Russian/East/Central European postcolonial literature

Furman, Yelena yfurman at HUMNET.UCLA.EDU
Fri Jun 8 18:57:43 UTC 2007


Dear all, 
I am posting this to the list upon Klawa Thresher' s request.  The comments are those of the individuals who sent me their recommendations.  Enjoy!
Best, Lena
 

1. Almost anything by Chingiz Aitmatov.  Iskander, especially Sandro iz Chegema, has a lot to offer, too.  Timur Pulatov, Olzhas Suleimenov, Hrant Matevosyan, Fazu Alieva, Otar Ioselani, Yuri Rykhteu, and Timur Zulfikarov are all worth reading, as well, but they are harder to find in translation (although there are things out there).  Old issues of the journal Soviet Literature - it is a gold mine.  It has translations, not just from Russian, but from other languages as well.

 

2. You may use Andrei Volos' "Hurramabad" (English version is published by Glas), a chapter from Oksana Zabuzhko's "Filed Work in Ukrainian Sex"
(http://www.bu.edu/agni/fiction/print/2001/53-zabuzhko.html <https://mail.humanities.ucla.edu/exchweb/bin/redir.asp?URL=http://www.bu.edu/agni/fiction/print/2001/53-zabuzhko.html> ) and of course Milan Kundera's numerous writings on Central Europe including his recent "Die Weltliteratur" ("The New Yorker", January 8, 2007).  Everything pertaining North Caucuses is valuable too: some of texts on this subject may be found in the recent Glas collection "War and Peace" (Arkadii Babchenko, Julia Latynina, and the fragment from Dmitri Bykov's novel "ZhD" under the title "Jewhad"). Makanin's "The Prisoner of the Caucuses" is included into the collection of his works "The Loss" (Northwestern UP) translated by Byron Lyndsey - although it's more a post-imperial rather than a post-colonial text.

 

3. Hamid Ismailov, THE RAILWAY, a novel set in Central Asia.  The time span is from around 1900 to 1980.   It is published by Harvill Secker (an imprint of Random House) and will be republished by Vintage this July.  US distribution may not be that great but it is certainly available from amazon.com 

 

4. Yuri Andrukhovych's "Recreations" (Northwestern UP) and anything else of that writer (Ukrainian)

 

5. Mamdali Makhmudov, 'Ulug' Tog'lar' (The famous moutains"), the only anticolonial work I know of Central-Asian origin about Russia's colonization of Central East (sredny vostok as it was called in Soviet times) 

 

Critical literature:

David Chioni Moore's article "Is the Post- in Postcolonial the Post- in Post-Soviet? Towards a Global Postcolonial Critique." 

 

Condee, Nancy.  "The Anti-Imperialist Empire and After: In Dialogue with Gayatri Spivak's 'Are You Postcolonial?'"  PMLA 120:4 (October 2006): 829-31.  Introduction by Gayatri Spivak. 

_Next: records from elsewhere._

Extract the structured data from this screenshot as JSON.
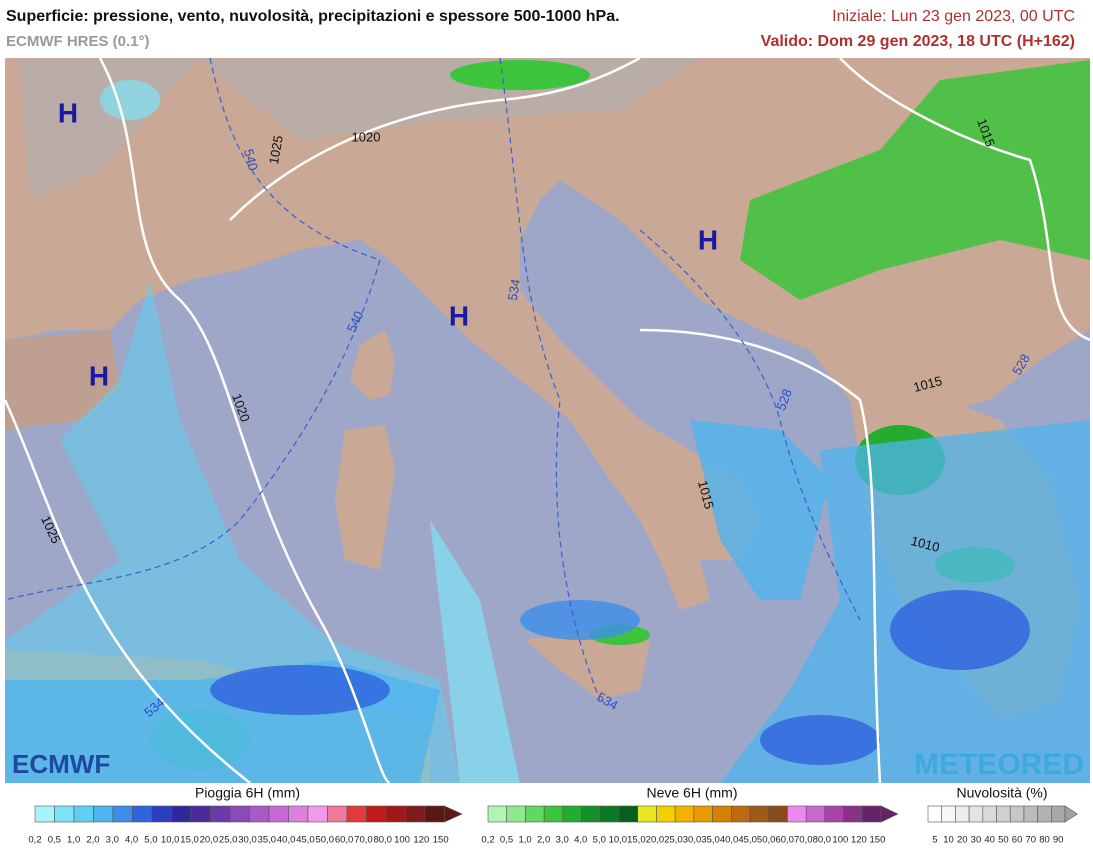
{
  "header": {
    "title": "Superficie: pressione, vento, nuvolosità, precipitazioni e spessore 500-1000 hPa.",
    "model": "ECMWF HRES (0.1°)",
    "initial": "Iniziale: Lun 23 gen 2023, 00 UTC",
    "valid": "Valido: Dom 29 gen 2023, 18 UTC (H+162)"
  },
  "map": {
    "highs": [
      "H",
      "H",
      "H",
      "H"
    ],
    "isobars": [
      "1025",
      "1020",
      "1020",
      "1025",
      "1015",
      "1015",
      "1015",
      "1010"
    ],
    "thickness": [
      "540",
      "540",
      "534",
      "528",
      "528",
      "534",
      "534"
    ],
    "logos": [
      "ECMWF",
      "METEORED"
    ]
  },
  "legends": [
    {
      "title": "Pioggia 6H (mm)",
      "labels": [
        "0,2",
        "0,5",
        "1,0",
        "2,0",
        "3,0",
        "4,0",
        "5,0",
        "10,0",
        "15,0",
        "20,0",
        "25,0",
        "30,0",
        "35,0",
        "40,0",
        "45,0",
        "50,0",
        "60,0",
        "70,0",
        "80,0",
        "100",
        "120",
        "150"
      ],
      "colors": [
        "#a8f2fb",
        "#7fe3f7",
        "#5fcff3",
        "#4fb4ee",
        "#3d8ee8",
        "#2f63df",
        "#2a3fbf",
        "#32279a",
        "#4a2a99",
        "#6a3aa8",
        "#8a4ab8",
        "#a85ac6",
        "#c46ad2",
        "#de80de",
        "#f19be8",
        "#f07a9a",
        "#e03a3a",
        "#c21a1a",
        "#a01818",
        "#7e1a1a",
        "#5c1616"
      ]
    },
    {
      "title": "Neve 6H (mm)",
      "labels": [
        "0,2",
        "0,5",
        "1,0",
        "2,0",
        "3,0",
        "4,0",
        "5,0",
        "10,0",
        "15,0",
        "20,0",
        "25,0",
        "30,0",
        "35,0",
        "40,0",
        "45,0",
        "50,0",
        "60,0",
        "70,0",
        "80,0",
        "100",
        "120",
        "150"
      ],
      "colors": [
        "#b2f5b2",
        "#8ee88e",
        "#62d862",
        "#3cc43c",
        "#22ad2f",
        "#14922a",
        "#0b7a24",
        "#06601e",
        "#e8e820",
        "#f5d000",
        "#f2b200",
        "#e89a00",
        "#d48000",
        "#bb6a10",
        "#a05a18",
        "#8a4a1a",
        "#ee88ee",
        "#cc66cc",
        "#aa44aa",
        "#883388",
        "#662266"
      ]
    },
    {
      "title": "Nuvolosità (%)",
      "labels": [
        "5",
        "10",
        "20",
        "30",
        "40",
        "50",
        "60",
        "70",
        "80",
        "90"
      ],
      "colors": [
        "#ffffff",
        "#f7f7f7",
        "#eeeeee",
        "#e4e4e4",
        "#dadada",
        "#d0d0d0",
        "#c6c6c6",
        "#bcbcbc",
        "#b2b2b2",
        "#a8a8a8"
      ]
    }
  ]
}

---.  "Eurasia and Imperialism."  Debate (participants include Gayatri Spivak and Harsha Ram).  PMLA 122:1 (January 2007): 360-61.


________________________________

From: Klawa Thresher [mailto:kthresher at rmwc.edu]
Sent: Tue 6/5/2007 11:39 AM
To: Furman, Yelena
Subject: RE: [SEELANGS] Russian/East/Central European postcolonial literature



Hi Lena - could you share your list with the listserve?  Thank, Klawa

-----Original Message-----
From: SEELANGS: Slavic & East European Languages and Literatures list
[mailto:SEELANGS at BAMA.UA.EDU] On Behalf Of Furman, Yelena
Sent: Monday, May 21, 2007 2:11 PM
To: SEELANGS at BAMA.UA.EDU
Subject: Re: [SEELANGS] Russian/East/Central European postcolonial
literature

Dear all,
A huge thank you to everyone who answered my query.  I now have a very
interesting list of titles/authors, not only for the person who asked me
but for my own education, as well.  Many thanks again.